24-year-old Benula Bensam, who regularly attended the trial of ex-McKinsey head Gupta, filed a 16-page lawsuit against Bharara, prosecutors Reed Brodsky, Richard Tarlowe and the US Marshals Service in US District Court here this month.
In the lawsuit she alleges that she was subjected to ‘unreasonable search and seizure for unlawful stop, detention, interrogation, seizure of property, search of property, search of communications and demand for identification.’
She is representing herself in the lawsuit. Bensam had got into trouble during Gupta trial last month after she sent three letters to Judge Jed Rakoff on the case. A law student at the Benjamin Cardozo School of Law, Bensam said she had taken a class on federal rules of evidence during her last semester and the letters to Rakoff focussed on the various evidentiary rulings he had made in the case and were not intended to influence him.
She said in the lawsuit that she wanted to ‘understand the process of litigation’ and intended to follow the case on a ‘general level’.

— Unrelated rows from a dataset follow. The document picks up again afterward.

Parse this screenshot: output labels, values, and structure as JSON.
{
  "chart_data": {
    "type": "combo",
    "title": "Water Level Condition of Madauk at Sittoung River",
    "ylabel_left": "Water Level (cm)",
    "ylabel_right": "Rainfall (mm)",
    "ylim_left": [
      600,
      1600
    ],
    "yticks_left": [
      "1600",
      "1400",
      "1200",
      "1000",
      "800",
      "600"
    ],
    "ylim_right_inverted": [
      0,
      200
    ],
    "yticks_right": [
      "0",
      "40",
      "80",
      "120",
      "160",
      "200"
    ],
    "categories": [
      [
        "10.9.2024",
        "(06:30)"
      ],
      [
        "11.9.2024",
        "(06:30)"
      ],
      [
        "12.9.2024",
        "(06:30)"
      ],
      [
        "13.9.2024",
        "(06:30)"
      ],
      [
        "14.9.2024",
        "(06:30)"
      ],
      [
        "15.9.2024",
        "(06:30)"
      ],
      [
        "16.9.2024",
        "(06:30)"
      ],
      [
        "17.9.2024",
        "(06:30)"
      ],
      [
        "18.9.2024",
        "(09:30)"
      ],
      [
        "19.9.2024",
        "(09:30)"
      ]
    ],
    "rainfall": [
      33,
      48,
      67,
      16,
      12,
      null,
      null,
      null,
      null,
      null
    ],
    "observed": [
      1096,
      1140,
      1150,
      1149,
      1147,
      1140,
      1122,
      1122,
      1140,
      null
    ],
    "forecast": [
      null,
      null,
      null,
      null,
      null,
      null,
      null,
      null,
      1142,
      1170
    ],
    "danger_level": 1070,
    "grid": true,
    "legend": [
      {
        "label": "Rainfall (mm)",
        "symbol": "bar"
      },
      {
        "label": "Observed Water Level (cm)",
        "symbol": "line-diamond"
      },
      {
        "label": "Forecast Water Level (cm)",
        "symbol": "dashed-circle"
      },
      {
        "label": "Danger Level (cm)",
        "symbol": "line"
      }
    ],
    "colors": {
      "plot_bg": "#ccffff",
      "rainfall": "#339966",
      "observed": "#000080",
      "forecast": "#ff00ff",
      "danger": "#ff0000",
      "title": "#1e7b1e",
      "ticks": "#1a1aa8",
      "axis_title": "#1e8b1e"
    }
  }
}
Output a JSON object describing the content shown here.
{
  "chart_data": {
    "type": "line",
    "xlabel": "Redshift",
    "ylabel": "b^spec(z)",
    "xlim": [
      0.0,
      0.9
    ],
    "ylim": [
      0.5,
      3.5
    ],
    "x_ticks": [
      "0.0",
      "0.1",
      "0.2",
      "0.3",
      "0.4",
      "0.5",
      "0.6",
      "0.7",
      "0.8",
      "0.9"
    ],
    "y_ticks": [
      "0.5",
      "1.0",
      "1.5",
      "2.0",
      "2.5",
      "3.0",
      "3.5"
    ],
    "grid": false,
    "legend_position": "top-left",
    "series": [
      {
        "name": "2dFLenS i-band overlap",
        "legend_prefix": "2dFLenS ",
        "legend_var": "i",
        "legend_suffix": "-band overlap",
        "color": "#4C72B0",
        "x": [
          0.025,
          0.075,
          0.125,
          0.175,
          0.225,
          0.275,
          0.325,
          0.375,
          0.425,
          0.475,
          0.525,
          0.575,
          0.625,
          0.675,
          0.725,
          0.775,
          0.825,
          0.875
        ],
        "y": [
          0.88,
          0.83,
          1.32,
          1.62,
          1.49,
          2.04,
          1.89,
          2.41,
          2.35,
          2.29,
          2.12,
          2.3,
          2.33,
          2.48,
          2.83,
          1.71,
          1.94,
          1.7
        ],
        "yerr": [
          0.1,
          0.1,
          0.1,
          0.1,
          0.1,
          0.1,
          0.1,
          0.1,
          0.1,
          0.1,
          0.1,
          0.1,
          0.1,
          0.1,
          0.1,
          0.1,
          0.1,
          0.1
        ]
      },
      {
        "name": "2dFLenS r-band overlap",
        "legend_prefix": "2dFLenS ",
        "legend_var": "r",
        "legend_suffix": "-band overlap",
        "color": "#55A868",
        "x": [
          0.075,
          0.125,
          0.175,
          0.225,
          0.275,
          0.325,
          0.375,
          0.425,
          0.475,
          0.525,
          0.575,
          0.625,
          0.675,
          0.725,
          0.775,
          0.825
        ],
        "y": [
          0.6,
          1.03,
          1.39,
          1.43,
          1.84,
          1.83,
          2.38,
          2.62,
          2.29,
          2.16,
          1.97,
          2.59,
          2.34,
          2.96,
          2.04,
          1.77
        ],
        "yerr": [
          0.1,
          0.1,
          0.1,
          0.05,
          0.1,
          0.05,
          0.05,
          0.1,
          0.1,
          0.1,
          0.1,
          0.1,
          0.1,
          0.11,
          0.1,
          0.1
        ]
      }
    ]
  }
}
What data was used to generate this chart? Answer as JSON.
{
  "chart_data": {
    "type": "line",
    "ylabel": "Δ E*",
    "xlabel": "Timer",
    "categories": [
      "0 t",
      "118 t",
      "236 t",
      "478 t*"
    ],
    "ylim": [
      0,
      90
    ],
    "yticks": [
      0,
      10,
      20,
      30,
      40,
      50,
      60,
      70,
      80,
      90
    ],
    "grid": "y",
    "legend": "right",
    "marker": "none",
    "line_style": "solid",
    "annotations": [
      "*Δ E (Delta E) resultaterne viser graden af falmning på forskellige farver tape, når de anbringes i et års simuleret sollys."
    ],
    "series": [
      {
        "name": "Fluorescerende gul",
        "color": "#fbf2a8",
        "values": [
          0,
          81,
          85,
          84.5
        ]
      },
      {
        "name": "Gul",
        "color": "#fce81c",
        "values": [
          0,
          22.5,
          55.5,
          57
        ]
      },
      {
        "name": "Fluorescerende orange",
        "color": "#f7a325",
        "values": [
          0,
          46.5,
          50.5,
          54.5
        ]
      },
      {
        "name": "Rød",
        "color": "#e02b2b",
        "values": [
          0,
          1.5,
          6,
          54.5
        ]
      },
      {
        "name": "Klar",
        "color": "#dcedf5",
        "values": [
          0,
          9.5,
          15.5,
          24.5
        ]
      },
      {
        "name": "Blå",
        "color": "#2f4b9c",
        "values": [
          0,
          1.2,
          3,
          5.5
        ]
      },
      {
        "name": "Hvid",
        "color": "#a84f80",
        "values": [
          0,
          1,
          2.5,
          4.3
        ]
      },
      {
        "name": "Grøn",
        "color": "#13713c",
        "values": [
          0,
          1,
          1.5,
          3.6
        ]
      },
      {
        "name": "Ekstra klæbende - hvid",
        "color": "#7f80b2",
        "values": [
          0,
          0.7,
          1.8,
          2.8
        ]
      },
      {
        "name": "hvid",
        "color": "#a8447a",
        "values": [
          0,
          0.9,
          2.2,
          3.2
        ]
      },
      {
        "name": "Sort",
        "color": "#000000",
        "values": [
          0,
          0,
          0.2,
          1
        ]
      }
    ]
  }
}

"At no point had anyone informed me that I must not direct letters about the ongoing trial, or about the evidentiary rules or about any other matter to Judge Rakoff," she said in the lawsuit, adding that "no executive agency may intercept or intervene in any way the communications to a member of the judiciary on the subject of a trial."
"It is not a crime for a disinterested party to write letters to a judge on the subject of a trial," the lawsuit said.
"The US Marshals are to be held responsible for actions taken by court security officers for their role in the seizure of my phone," Bensam said in the lawsuit.
She added that Bharara as well as the prosecutors in the Gupta case had "instigated the involvement of the US Marshals".
During one of the court proceedings in June, Bensam was escorted out of the courtroom by US Marshals and questioned over the letters she had sent to the judge.
Marshals questioned her at length and refused to return her cell phone saying she could get it back only after she had answered all their questions, she said.